The letter further said that, should a member of the Commission “vote to take any action inconsistent with the law” as interpreted by the DOJ, Brown would regard such conduct as contrary to her expectations for their appointments. This would provide grounds to initiative removal from the appointment, the Gov. said.
Following the ORC decision, McGrail said that the issue could still make its way to court for a more definitive ruling. He also defended the use of HHR machines, which have been operated in Oregon for years, and said that the DOJ opinion would “deliver a serious blow” to the horse racing industry, as well as Josephine County.
Flying Lark backer Travis Boersma said during public comments on the ORC session that the Department of Justice opinion was “deeply flawed,” and stated he would have to lay off 200 employees at the end of the month due to the decision.
The businessman further said he would still personally fund horse racing at Grants Pass Downs for the next three seasons in an effort to keep “an industry and thousands of additional jobs from being eliminated” while he and his team assess their options. No mention of specific legal action has been brought up so far.

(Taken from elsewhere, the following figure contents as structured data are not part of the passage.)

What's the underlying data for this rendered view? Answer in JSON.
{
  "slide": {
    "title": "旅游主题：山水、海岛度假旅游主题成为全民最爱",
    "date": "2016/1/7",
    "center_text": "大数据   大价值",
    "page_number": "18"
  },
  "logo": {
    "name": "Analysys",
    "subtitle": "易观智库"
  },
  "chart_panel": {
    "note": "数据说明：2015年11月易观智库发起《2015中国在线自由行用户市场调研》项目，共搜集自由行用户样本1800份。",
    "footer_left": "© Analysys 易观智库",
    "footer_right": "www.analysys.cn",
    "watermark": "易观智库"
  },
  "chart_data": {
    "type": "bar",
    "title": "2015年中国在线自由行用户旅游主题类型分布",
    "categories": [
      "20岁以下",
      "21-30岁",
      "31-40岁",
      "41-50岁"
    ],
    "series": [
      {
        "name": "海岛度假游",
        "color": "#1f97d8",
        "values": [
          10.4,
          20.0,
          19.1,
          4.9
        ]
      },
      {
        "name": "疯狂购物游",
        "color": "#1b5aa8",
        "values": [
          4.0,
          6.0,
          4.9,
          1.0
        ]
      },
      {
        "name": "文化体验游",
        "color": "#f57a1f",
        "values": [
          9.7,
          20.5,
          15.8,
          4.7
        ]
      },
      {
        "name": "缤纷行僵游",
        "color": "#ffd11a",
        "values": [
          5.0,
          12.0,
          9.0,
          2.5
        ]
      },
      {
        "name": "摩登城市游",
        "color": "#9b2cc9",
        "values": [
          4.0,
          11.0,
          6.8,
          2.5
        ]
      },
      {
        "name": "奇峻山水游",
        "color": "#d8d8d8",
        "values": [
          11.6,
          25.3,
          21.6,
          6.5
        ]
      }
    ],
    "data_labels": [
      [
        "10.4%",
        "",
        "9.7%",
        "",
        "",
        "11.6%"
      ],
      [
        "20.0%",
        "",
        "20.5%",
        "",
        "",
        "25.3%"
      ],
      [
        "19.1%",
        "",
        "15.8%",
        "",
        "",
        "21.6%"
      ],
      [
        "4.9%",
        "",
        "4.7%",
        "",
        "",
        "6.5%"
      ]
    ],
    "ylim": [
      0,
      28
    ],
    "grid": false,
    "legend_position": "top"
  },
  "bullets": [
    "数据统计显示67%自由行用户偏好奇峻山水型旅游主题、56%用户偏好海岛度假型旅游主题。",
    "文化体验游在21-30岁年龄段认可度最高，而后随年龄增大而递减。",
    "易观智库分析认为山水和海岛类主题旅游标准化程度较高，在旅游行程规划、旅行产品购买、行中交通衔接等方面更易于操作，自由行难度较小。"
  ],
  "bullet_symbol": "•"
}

The Oregon Racing Commission decision can be perceived as a victory for Oregon tribes, which have opposed the Flying Lark’s plan of operating gaming machines since its proposal. Tribal nations in the Beaver State argued modern versions of the machines are identical to slots, removing any element of skill that identifies them as HHRs.
In a statement penned last month, a coalition of tribes claimed they would like to see the horse racing industry survive and thrive in Oregon, but claimed there were better ways to do so than “through a private casino that violates state law and redistributes gaming revenue from tribes and the state lottery to a private business owner.”